Но он постоянно ввинчивает эту тему в разговор. И внешне, и манерой говорить Дэниел очень похож на Адама, если не считать этих завораживающих золотистых глаз, но разум у него устроен совсем по-другому. Дэниел – человек проницательный и решительный, все схватывает на лету, зрит в самый корень. Нужно как-то отвлечь его.
– Мне надо увидеть своего сына, – говорю я в конце концов. – Пожалуйста, отвезите меня к Тарквину.
Через десять минут уже едем среди холмов. Дэниел сегодня без шофера, так что в машине мы одни. С ним мне почему-то спокойней, несмотря на постоянные намеки, что мне нужно показаться врачу. Наверное, это потому, что он никогда не встречался с Саммер. Так что когда Дэниел начинает расспрашивать меня, то застает врасплох.
– Речь у Тарквина очень задерживается, – говорит он. – Я не особо силен в педиатрии. Это такого рода задержку вы бы ожидали при столь серьезном случае недоношенности?
О господи! Медицинские темы! Не имею, блин, ни малейшего понятия.
– О да, – говорю я. – Совершенно верно.
– Сколько ему было недель?
– Ему двадцать шесть с половиной месяцев. – Эти слова автоматически скатываются у меня с языка, но это не то, о чем он спрашивал. Сколько недель было Тарквину? Мало знать такого рода вещи, когда ты беременна… Ты должна еще и назубок помнить, насколько раньше срока этот задохлик появился на свет, даже два года спустя! А Саммер была прямо там, в отделении патологии новорожденных. Никак не могла этого не знать. – С ходу не припомню, – отсутствующе бросаю я.
– Ладно, а как проходили роды? – спрашивает Дэниел. – Была ли какая-то родовая травма? Или матери делали кесарево?
– Без понятия, – отвечаю я, беспечно поднимая руки вверх. – Все напрочь из головы вылетело!
Дэниел резко сбрасывает газ, и его голова поворачивается ко мне, как на шарнире. Рискую бросить на него взгляд. Его золотистые глаза буквально ввинчиваются мне прямо в душу.

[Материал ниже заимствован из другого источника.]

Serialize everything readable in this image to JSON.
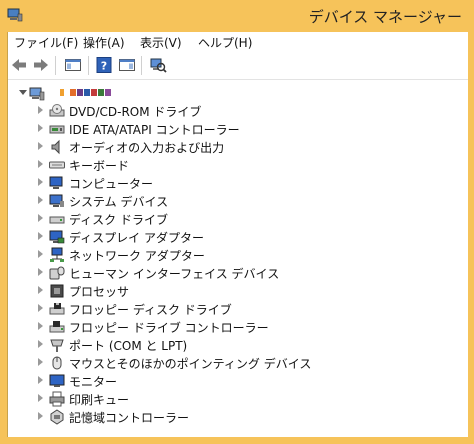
{
  "window": {
    "title": "デバイス マネージャー"
  },
  "menu": [
    {
      "label": "ファイル(F)"
    },
    {
      "label": "操作(A)"
    },
    {
      "label": "表示(V)"
    },
    {
      "label": "ヘルプ(H)"
    }
  ],
  "toolbar": [
    {
      "icon": "back-arrow-icon"
    },
    {
      "icon": "forward-arrow-icon"
    },
    {
      "icon": "show-hide-console-tree-icon"
    },
    {
      "icon": "help-icon"
    },
    {
      "icon": "show-action-pane-icon"
    },
    {
      "icon": "scan-hardware-changes-icon"
    }
  ],
  "tree": {
    "root": {
      "icon": "computer-icon",
      "label_redacted": true
    },
    "items": [
      {
        "label": "DVD/CD-ROM ドライブ",
        "icon": "dvd-drive-icon"
      },
      {
        "label": "IDE ATA/ATAPI コントローラー",
        "icon": "ide-controller-icon"
      },
      {
        "label": "オーディオの入力および出力",
        "icon": "speaker-icon"
      },
      {
        "label": "キーボード",
        "icon": "keyboard-icon"
      },
      {
        "label": "コンピューター",
        "icon": "computer-monitor-icon"
      },
      {
        "label": "システム デバイス",
        "icon": "system-device-icon"
      },
      {
        "label": "ディスク ドライブ",
        "icon": "disk-drive-icon"
      },
      {
        "label": "ディスプレイ アダプター",
        "icon": "display-adapter-icon"
      },
      {
        "label": "ネットワーク アダプター",
        "icon": "network-adapter-icon"
      },
      {
        "label": "ヒューマン インターフェイス デバイス",
        "icon": "hid-icon"
      },
      {
        "label": "プロセッサ",
        "icon": "processor-icon"
      },
      {
        "label": "フロッピー ディスク ドライブ",
        "icon": "floppy-drive-icon"
      },
      {
        "label": "フロッピー ドライブ コントローラー",
        "icon": "floppy-controller-icon"
      },
      {
        "label": "ポート (COM と LPT)",
        "icon": "port-icon"
      },
      {
        "label": "マウスとそのほかのポインティング デバイス",
        "icon": "mouse-icon"
      },
      {
        "label": "モニター",
        "icon": "monitor-icon"
      },
      {
        "label": "印刷キュー",
        "icon": "printer-icon"
      },
      {
        "label": "記憶域コントローラー",
        "icon": "storage-controller-icon"
      }
    ]
  },
  "colors": {
    "titlebar": "#f6c35a",
    "client": "#ffffff"
  }
}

– Из головы вылетело? – медленно повторяет он. – Как такое может быть?
Его глаза блуждают по мне.
Он знает. Знает! Или вот-вот догадается.
Говорю первое, что приходит мне в голову:
– Дэниел, я не беременна.
Это срабатывает. Тарквин мигом вылетает у него из головы. Умоляю его не говорить Адаму, что я потеряла ребенка, и он заверяет меня, что неприкосновенность врачебной тайны священна.
– Пусть даже мы с Адамом братья, я ничего ему не скажу, – обещает Дэниел, похлопывая меня по руке. Потом добавляет: – Подумать только, в довершение всего вы еще и перенесли выкидыш, совсем одна посреди океана!..

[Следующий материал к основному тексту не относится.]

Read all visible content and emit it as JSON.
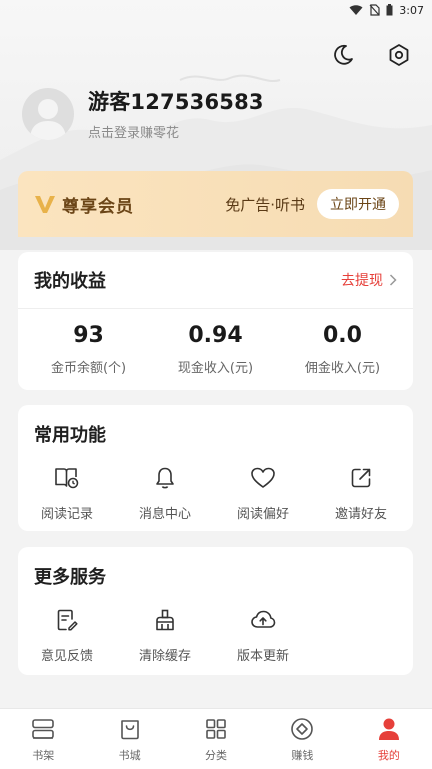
{
  "status_bar": {
    "time": "3:07"
  },
  "profile": {
    "name": "游客127536583",
    "subtitle": "点击登录赚零花"
  },
  "vip": {
    "title": "尊享会员",
    "promo": "免广告·听书",
    "button": "立即开通"
  },
  "earnings": {
    "title": "我的收益",
    "withdraw_label": "去提现",
    "stats": [
      {
        "value": "93",
        "label": "金币余额(个)"
      },
      {
        "value": "0.94",
        "label": "现金收入(元)"
      },
      {
        "value": "0.0",
        "label": "佣金收入(元)"
      }
    ]
  },
  "common_functions": {
    "title": "常用功能",
    "items": [
      {
        "label": "阅读记录",
        "icon": "book-history-icon"
      },
      {
        "label": "消息中心",
        "icon": "bell-icon"
      },
      {
        "label": "阅读偏好",
        "icon": "heart-icon"
      },
      {
        "label": "邀请好友",
        "icon": "share-icon"
      }
    ]
  },
  "more_services": {
    "title": "更多服务",
    "items": [
      {
        "label": "意见反馈",
        "icon": "feedback-icon"
      },
      {
        "label": "清除缓存",
        "icon": "broom-icon"
      },
      {
        "label": "版本更新",
        "icon": "cloud-upload-icon"
      }
    ]
  },
  "tabbar": {
    "items": [
      {
        "label": "书架",
        "icon": "bookshelf-icon"
      },
      {
        "label": "书城",
        "icon": "bookstore-icon"
      },
      {
        "label": "分类",
        "icon": "category-icon"
      },
      {
        "label": "赚钱",
        "icon": "coin-icon"
      },
      {
        "label": "我的",
        "icon": "user-icon",
        "active": true
      }
    ]
  },
  "colors": {
    "accent": "#e6403a",
    "vip_gold": "#f6dcb3",
    "vip_text": "#6b4517"
  }
}
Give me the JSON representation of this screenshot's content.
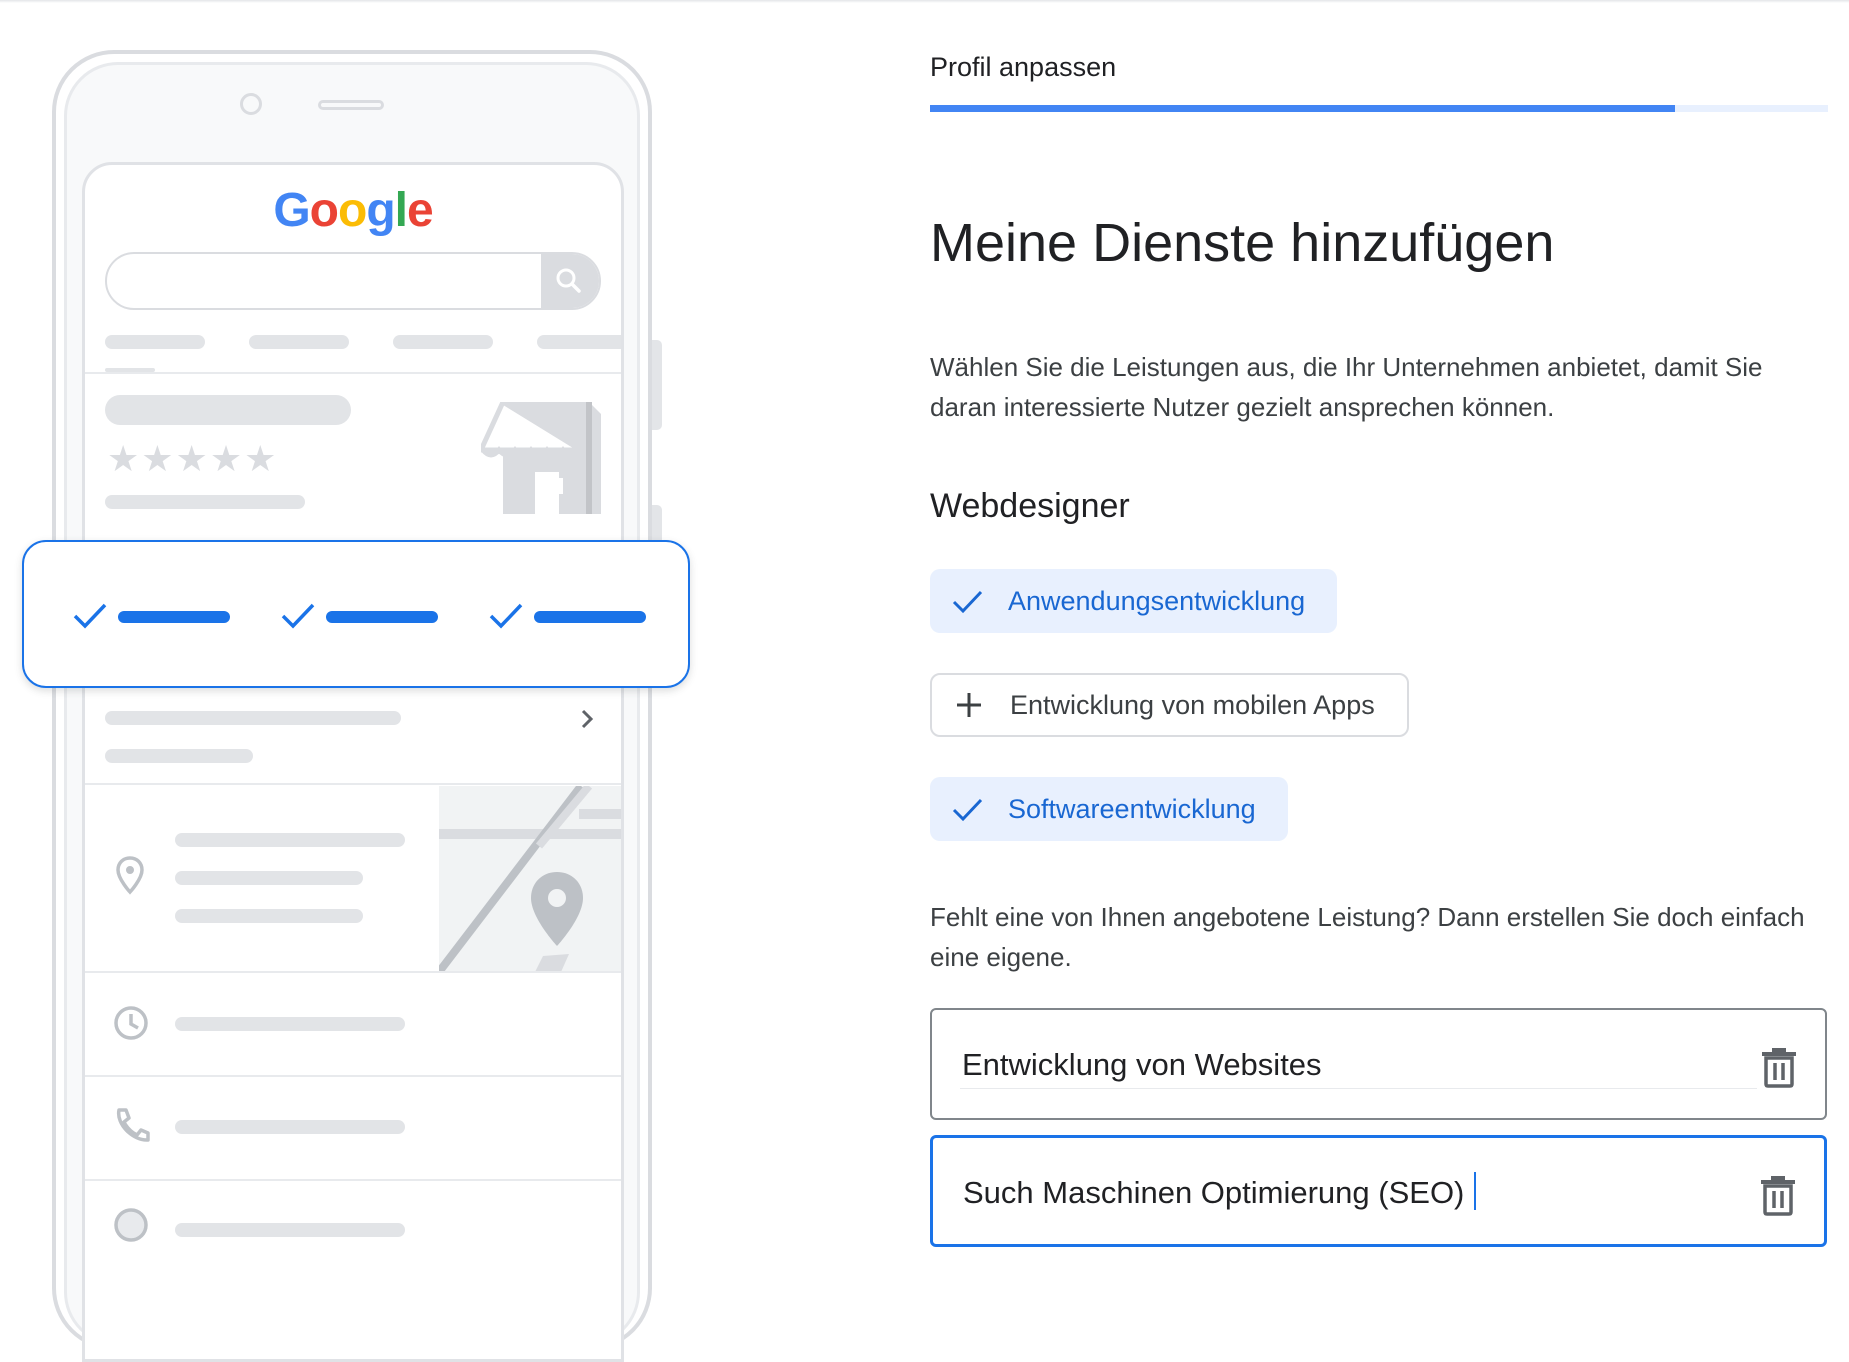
{
  "illustration": {
    "logo": {
      "letters": [
        {
          "char": "G",
          "color": "#4285f4"
        },
        {
          "char": "o",
          "color": "#ea4335"
        },
        {
          "char": "o",
          "color": "#fbbc05"
        },
        {
          "char": "g",
          "color": "#4285f4"
        },
        {
          "char": "l",
          "color": "#34a853"
        },
        {
          "char": "e",
          "color": "#ea4335"
        }
      ]
    },
    "stars": "★★★★★",
    "accent_color": "#1a73e8"
  },
  "header": {
    "step_label": "Profil anpassen",
    "progress_fraction": 0.83
  },
  "main": {
    "title": "Meine Dienste hinzufügen",
    "description": "Wählen Sie die Leistungen aus, die Ihr Unternehmen anbietet, damit Sie daran interessierte Nutzer gezielt ansprechen können.",
    "category": "Webdesigner",
    "services": [
      {
        "label": "Anwendungsentwicklung",
        "selected": true,
        "icon": "check-icon"
      },
      {
        "label": "Entwicklung von mobilen Apps",
        "selected": false,
        "icon": "plus-icon"
      },
      {
        "label": "Softwareentwicklung",
        "selected": true,
        "icon": "check-icon"
      }
    ],
    "custom_hint": "Fehlt eine von Ihnen angebotene Leistung? Dann erstellen Sie doch einfach eine eigene.",
    "custom_services": [
      {
        "value": "Entwicklung von Websites",
        "focused": false,
        "icon": "trash-icon"
      },
      {
        "value": "Such Maschinen Optimierung (SEO)",
        "focused": true,
        "icon": "trash-icon"
      }
    ]
  },
  "colors": {
    "primary": "#1a73e8",
    "chip_selected_bg": "#e8f0fe",
    "progress": "#4285f4"
  }
}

Похоже, его реально пробирает дрожь. Он искренне сочувствует мне, моей потере. Останавливает машину, хотя припарковаться особо негде.

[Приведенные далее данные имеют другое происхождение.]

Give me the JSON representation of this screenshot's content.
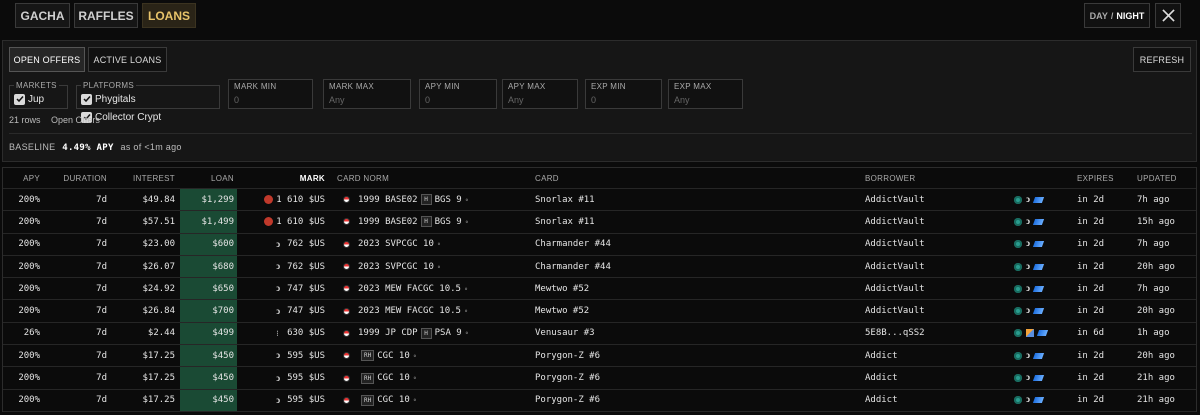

Мы на перевале холма, почти в самой высокой точке Сейшел, и под нами раскинулся простор Индийского океана – настоящее пиршество синевы. Цвет, который, как мне казалось, я уже никогда не полюблю. И пусть даже прямо в данный момент я в полнейшем раздрае, меня отвлекает эта неземная красота. Здесь выше, чем на топе мачты, но ощущения те же самые. Вокруг – лишь голубой воздух и беспечное сияние солнца.
– Сколько у вас было недель, когда вы потеряли ребенка? – спрашивает Дэниел.
Да что же это, блин, такое с этой медицинской публикой – что за ненормальная зацикленность на неделях?